Not surprisingly, this problem isn’t limited to Minnesota or to Accretive Health.  For example, the Charlotte Observer and the News and Observer of Raleigh investigated how area hospitals were suing patients to collect debts.  The newspapers found North Carolina hospitals filed such suits over 40,000 times for the five years ending in 2010.  The majority of lawsuits came from two systems, both of which are non-profit.  The investigation notes that some of the hospitals in question made sizeable earnings over the same period, despite their non-profit status, and found numerous instances where the hospitals did a poor job of determining if the patients qualified for programs that would assist with their bills.  It’s tough to get sick, especially when your health care provider slaps a lien on your house for charges that you had no way of predicting in advance.

Then there is what has happened with Fair Health.  This is the database that was set up to settle New York’s 2009 dispute with Ingenix about how that company established “usual and customary” charges, as used by many health insurers around the country to set payment limits on out-of-network services.  It seems that many insurers have decided to adopt a different methodology to calculate out-of-network liabilities, based on a percentage above the Medicare payment levels.  New York regulators believe that many New Yorkers are ending up owing more under the new methodology, even though insurers pay anywhere from 140 to 285 percent of Medicare rates.  It’s not entirely surprising that insurers have adopted the new approach, given that Fair Health wasn’t actually up and running until last year and the Medicare rates are much more predictable than the approach based on “usual and customary.”   I suppose it is possible that Medicare payment levels truly are that low, or that some providers truly deserve payment levels several multiples over what Medicare would pay, but both seem doubtful.  One would think that, say, 200 percent of Medicare payment rates would be sufficient as a payment level, but maybe the patient is getting an appendectomy in California. 

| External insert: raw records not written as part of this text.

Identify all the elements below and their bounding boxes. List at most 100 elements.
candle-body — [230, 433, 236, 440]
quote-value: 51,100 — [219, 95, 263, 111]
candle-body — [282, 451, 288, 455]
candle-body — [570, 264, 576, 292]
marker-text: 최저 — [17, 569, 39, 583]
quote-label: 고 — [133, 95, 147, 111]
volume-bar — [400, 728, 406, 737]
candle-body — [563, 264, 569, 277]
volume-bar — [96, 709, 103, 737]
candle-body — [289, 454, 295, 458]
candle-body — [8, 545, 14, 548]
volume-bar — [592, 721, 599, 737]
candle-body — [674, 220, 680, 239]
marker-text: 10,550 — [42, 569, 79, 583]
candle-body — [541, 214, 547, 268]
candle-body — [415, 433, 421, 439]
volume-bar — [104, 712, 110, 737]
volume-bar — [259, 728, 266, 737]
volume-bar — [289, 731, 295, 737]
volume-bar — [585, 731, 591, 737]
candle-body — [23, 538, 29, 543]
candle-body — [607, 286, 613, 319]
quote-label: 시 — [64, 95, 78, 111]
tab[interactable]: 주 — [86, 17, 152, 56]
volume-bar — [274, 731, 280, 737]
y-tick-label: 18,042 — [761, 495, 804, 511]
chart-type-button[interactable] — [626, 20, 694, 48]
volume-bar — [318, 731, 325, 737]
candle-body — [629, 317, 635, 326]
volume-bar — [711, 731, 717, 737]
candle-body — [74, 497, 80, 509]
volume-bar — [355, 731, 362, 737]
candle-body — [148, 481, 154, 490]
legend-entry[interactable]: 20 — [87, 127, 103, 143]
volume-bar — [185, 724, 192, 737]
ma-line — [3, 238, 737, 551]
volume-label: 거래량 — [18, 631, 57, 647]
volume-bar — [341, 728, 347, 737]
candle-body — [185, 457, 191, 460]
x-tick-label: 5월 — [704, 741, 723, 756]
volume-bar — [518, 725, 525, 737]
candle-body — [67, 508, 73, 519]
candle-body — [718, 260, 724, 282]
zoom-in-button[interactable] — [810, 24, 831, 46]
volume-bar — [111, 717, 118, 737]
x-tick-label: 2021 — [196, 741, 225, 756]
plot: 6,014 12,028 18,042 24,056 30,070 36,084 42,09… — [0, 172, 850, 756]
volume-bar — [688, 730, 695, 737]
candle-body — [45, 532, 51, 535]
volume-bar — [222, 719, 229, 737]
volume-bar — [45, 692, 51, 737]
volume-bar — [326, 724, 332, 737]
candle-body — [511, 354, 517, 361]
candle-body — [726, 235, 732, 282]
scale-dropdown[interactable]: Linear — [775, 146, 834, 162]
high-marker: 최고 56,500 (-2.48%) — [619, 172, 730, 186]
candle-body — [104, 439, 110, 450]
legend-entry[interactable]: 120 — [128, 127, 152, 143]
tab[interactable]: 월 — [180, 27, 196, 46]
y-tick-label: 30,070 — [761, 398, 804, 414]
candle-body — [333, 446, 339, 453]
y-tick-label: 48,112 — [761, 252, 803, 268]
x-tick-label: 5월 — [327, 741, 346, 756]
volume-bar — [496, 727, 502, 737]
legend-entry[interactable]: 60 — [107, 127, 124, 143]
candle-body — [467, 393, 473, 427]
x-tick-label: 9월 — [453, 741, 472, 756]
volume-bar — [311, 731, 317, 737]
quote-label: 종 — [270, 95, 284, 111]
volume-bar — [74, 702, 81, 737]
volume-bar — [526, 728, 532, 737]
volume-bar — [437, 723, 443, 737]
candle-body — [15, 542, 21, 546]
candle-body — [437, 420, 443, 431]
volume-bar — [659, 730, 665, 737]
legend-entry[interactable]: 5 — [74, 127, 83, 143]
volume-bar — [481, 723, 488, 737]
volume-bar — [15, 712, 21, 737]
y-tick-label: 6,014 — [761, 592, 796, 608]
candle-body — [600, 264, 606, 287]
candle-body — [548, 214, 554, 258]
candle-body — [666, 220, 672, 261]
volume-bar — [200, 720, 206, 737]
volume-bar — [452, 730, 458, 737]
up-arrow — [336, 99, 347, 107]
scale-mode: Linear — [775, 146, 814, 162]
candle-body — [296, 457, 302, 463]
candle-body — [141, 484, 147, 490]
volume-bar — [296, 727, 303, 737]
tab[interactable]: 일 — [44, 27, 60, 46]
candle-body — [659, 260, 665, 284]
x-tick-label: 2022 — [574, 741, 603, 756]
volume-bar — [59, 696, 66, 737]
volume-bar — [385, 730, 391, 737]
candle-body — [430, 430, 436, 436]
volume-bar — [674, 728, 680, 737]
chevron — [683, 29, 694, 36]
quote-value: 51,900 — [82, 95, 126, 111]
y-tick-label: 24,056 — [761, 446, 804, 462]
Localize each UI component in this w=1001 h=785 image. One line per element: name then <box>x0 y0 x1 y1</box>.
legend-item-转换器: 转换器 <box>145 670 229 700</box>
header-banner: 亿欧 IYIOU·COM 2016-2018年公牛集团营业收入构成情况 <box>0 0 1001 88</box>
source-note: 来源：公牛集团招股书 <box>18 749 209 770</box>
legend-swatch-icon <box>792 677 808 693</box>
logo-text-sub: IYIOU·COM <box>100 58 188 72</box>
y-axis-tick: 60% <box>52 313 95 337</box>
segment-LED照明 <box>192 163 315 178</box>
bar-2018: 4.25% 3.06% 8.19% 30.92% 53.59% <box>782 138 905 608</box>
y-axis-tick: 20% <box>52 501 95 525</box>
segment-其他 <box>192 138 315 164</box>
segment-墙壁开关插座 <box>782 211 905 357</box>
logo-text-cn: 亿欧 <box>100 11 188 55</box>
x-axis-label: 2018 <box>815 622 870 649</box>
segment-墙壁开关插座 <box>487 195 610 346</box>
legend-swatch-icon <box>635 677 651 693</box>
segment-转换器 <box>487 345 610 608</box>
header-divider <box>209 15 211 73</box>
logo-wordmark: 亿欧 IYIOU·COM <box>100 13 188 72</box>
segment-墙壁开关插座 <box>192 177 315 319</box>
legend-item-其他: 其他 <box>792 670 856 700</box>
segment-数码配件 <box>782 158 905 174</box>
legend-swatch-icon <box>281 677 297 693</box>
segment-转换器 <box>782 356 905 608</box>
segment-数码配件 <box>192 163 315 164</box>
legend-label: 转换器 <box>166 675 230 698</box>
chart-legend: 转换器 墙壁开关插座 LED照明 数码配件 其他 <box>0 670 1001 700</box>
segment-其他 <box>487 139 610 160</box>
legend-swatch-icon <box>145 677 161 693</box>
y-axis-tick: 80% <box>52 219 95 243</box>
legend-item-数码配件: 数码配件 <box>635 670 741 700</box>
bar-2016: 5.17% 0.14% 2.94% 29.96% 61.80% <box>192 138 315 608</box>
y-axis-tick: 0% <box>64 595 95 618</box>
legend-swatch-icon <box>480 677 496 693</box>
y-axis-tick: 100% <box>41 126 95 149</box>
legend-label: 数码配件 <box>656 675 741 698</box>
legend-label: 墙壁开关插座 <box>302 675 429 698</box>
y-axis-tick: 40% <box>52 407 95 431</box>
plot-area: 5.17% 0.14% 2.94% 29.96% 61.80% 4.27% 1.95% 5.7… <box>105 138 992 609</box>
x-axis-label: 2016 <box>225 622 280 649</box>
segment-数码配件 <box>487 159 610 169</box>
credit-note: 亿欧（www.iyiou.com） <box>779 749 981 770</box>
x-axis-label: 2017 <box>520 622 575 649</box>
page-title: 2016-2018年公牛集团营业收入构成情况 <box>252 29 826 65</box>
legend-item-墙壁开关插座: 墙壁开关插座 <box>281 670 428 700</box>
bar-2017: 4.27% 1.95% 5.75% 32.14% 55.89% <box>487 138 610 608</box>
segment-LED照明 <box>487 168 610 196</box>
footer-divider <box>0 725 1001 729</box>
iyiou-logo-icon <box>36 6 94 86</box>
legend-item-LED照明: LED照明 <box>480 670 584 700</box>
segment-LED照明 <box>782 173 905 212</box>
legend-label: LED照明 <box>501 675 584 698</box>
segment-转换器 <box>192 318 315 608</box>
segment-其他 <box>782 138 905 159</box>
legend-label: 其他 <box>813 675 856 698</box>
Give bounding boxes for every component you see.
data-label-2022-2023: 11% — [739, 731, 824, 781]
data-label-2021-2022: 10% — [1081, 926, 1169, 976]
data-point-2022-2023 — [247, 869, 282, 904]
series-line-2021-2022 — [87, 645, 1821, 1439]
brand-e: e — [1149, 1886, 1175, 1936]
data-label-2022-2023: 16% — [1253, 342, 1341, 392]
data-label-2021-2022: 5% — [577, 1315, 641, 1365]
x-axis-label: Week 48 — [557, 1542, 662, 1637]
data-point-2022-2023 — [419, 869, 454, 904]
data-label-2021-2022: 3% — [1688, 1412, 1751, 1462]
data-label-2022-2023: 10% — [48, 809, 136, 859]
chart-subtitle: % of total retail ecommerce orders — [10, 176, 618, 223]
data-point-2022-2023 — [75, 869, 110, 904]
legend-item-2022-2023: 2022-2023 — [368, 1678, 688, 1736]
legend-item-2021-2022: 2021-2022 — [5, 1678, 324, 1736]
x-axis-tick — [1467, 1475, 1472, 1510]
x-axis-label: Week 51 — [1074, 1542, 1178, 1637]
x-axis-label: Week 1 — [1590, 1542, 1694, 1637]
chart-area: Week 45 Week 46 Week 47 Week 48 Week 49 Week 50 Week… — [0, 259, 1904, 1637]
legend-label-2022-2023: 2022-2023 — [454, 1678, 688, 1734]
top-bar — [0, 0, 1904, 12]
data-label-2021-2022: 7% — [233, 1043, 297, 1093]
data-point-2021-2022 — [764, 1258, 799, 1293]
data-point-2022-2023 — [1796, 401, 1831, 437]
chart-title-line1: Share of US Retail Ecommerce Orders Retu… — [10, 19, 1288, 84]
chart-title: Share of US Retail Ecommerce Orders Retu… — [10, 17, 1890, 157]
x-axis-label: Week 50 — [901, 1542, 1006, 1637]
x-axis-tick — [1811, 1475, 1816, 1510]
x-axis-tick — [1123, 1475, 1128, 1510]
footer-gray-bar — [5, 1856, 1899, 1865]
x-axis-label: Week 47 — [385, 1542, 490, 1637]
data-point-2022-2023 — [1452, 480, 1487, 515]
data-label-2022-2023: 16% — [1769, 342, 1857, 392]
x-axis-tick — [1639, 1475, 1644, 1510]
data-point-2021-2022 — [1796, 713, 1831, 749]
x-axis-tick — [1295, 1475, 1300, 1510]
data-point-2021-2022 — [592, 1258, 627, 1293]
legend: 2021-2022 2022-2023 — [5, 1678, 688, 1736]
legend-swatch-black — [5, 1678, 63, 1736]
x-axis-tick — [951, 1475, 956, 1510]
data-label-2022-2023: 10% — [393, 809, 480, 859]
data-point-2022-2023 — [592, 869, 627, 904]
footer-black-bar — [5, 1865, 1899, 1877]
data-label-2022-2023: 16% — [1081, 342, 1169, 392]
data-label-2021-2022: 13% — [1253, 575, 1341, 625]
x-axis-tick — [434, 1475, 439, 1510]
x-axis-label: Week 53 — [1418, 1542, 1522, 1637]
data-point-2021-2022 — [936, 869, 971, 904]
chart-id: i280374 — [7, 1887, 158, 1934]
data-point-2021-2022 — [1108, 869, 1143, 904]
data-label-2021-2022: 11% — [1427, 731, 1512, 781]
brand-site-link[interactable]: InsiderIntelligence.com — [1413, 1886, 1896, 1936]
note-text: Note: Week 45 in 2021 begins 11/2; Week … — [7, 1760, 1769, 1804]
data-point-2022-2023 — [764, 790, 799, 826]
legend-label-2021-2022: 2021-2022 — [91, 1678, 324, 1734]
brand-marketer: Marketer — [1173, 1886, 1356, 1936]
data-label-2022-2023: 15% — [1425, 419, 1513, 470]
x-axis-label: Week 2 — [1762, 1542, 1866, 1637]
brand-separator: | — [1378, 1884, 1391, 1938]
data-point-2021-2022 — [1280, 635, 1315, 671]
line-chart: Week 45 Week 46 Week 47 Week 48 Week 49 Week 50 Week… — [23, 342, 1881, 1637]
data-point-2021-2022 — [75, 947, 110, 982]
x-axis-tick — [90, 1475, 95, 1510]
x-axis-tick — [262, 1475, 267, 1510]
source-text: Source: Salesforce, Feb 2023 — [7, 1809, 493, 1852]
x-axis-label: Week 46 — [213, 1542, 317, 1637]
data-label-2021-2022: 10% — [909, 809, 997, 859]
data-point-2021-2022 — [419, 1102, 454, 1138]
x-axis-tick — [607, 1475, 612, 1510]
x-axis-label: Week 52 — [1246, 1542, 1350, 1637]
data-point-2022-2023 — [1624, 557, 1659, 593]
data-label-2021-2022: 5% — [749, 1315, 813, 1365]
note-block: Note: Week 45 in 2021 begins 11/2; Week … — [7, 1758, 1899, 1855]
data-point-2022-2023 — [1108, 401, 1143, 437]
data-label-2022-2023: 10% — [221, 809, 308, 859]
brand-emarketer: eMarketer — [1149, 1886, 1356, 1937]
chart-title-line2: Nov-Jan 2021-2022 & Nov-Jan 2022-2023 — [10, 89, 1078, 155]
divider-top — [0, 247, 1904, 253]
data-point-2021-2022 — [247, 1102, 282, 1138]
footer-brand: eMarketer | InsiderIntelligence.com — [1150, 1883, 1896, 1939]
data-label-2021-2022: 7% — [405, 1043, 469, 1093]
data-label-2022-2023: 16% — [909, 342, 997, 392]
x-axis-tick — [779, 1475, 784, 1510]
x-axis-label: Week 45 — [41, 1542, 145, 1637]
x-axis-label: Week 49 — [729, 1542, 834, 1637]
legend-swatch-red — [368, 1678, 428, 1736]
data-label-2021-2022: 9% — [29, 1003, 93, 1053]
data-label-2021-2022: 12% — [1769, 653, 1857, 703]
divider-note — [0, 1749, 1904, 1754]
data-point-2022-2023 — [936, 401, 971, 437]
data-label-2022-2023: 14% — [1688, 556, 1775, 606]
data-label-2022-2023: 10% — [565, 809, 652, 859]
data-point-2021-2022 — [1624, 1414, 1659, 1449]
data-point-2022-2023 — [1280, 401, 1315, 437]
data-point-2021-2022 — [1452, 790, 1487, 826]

It boils down to some usual culprits:

  • Provider charges aren’t subject to competition.  They can calculate them in virtually any way they want, at whatever level they choose, because their payor customers negotiate more realistic levels and their retail customers usually aren’t told charges in advance.  Virtually no one is shopping services based on price.  It’s crazy that the most vulnerable patients are the ones most likely to be subject to these entirely arbitrary and often unrealistic prices.
  • The data are hard to find and often not very useful.  Many health plans have versions of price or quality data, and there are a variety of state and federal requirements for providers’ posting of some prices.  Be that as it may, consumers usually don’t have a good idea about what set of services they’ll receive, much less how much they will cost.  And it’s not just consumers who are ignorant; physicians are often in the dark about how much things cost as well (see, for example, Sehgal and Gorman).  Many providers probably have some idea of their costs for the services they most frequently provide, but I’m willing to bet that few have any accurate idea about the costs in the rest of the health care supply chain their patients will go through.  Think Apple doesn’t know the prices throughout their supply chain?
  • Consumers don’t care enough.  The vast majority of consumers – even those in consumer-directed plans – still don’t seek out cost or quality information, even when it is available (see, for example, EBRI’s Consumer Engagement Survey).  Consumers also don’t necessarily make great decisions even when they get data – for example, Hibbard, et al. found that when just shown costs, consumers still thought higher cost would translate into higher quality.  The researchers found that the cost data needed to be paired with easier to understand quality of data for consumers to make better choices.

Perhaps they should make a health care version of The Price Is Right after all.  It might be amusing to watch various participants in the health care system try to guess how much things cost.  Then, again, it might just prove boring, because I doubt anyone would “win.”